In the afternoon, Dixon disinfected my room with vinegar, and then Mr. Hale and Mr. Bell came to visit me in the room, and Mr. Bell brought me fruit and flowers. He also talked to me about Henry's reception. After Mr. Thornton's reply that he refused to invest, they went to London to do business. The two old gentlemen did not leave until Dr. Donaldson appeared and repeatedly advised them to leave.Dr. Donaldson examined me again and said I would be well soon and left with a smile on my face.After eating the dinner that Mary sent, Frederick also came to my room to chat with me, and he also read me some Byron's poems to amuse me.Margaret has been busy for me, passing me a glass of water for a while, telling me to take medicine, taking my temperature for a while, and asking me what I need, giving me an indescribable warmth and warmth. gratitude.We have never mentioned Mr.

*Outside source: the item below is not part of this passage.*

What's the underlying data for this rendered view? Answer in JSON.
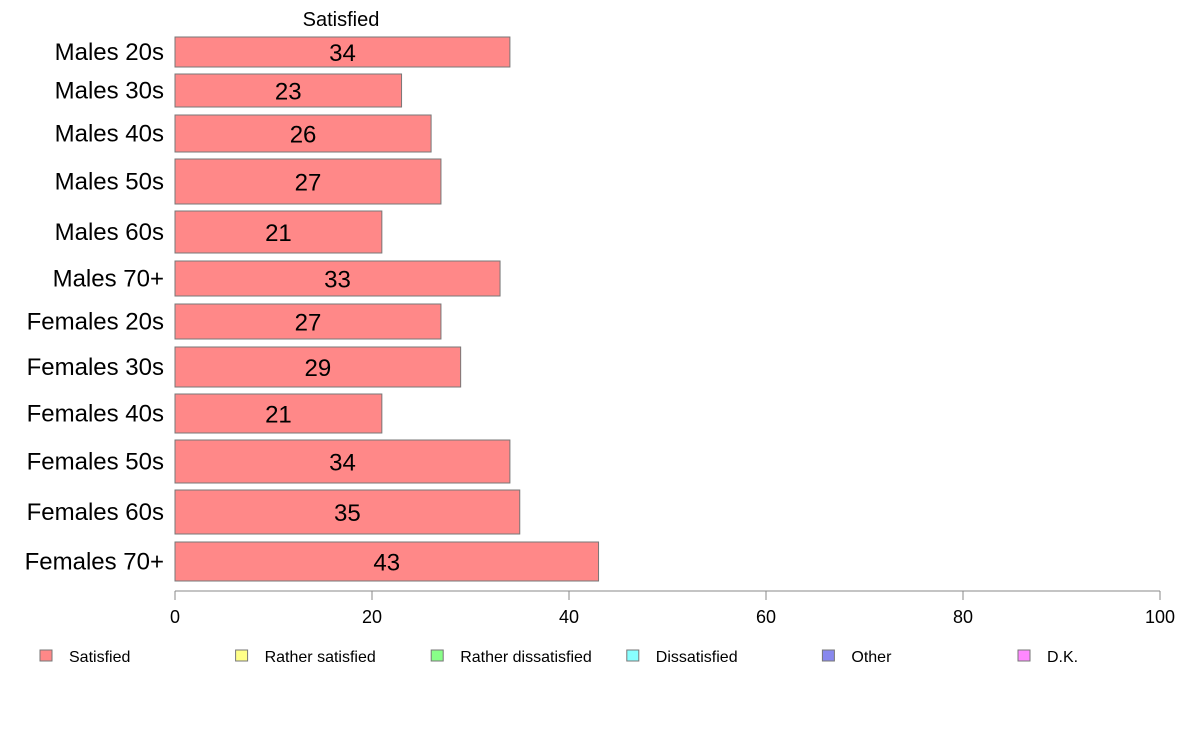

Thornton again today, and I am sure Margaret will share her love with Mr. Thornton with me when the time is right.

When the night came, maybe because I slept too much during the day, I couldn't sleep at night.I got out of bed, went to the window full of moonlight and looked out, and found that there was a man wandering around downstairs in Hale's house. I recognized the hat the man was wearing through the moonlight—it must be Nicholas, I There is an indescribable emotion in my heart.I hurried back to the house to light the candle, and reappeared at the window with it.The dark room was bright again, which attracted the attention of the person outside the room. I hope he can see my figure appearing by the window, because I want him to know that I am fine, and I hope he will stop torturing himself. I hope he can get rid of the shadow of life as soon as possible, I hope he can find a job as soon as possible, so that he can rekindle his enthusiasm for life-yes, I can write him a letter and ask him to ask Mr. Thornton to give him a Work, let the two of them become friends at work, and resolve misunderstandings between each other.

I saw the man standing under my window looking towards me, and he didn't leave until I blew out the candle, and when I was about to leave the window, by the moonlight shining on the street, I found another Individuals stepped out of the shadows of the street and left.The man was tall and straight, and although he couldn't see his face, he reminded me of Mr. Thornton--I'm really crazy, Mr. Thornton wouldn't do it for me, we have nothing to do, even if The thing he did with the water mattress helped me, and that was just in the spirit of "helping others".In the dark, I smiled self-deprecatingly, and fell asleep with the melancholy of overworked thoughts.The next morning, the first thing I did was to write to Nicholas, asking him to go to Mr. Thornton for help with his work, and asking Mary to take the letter home, hoping that everything would go according to Gass Developed as written in Mrs. Kell's novel.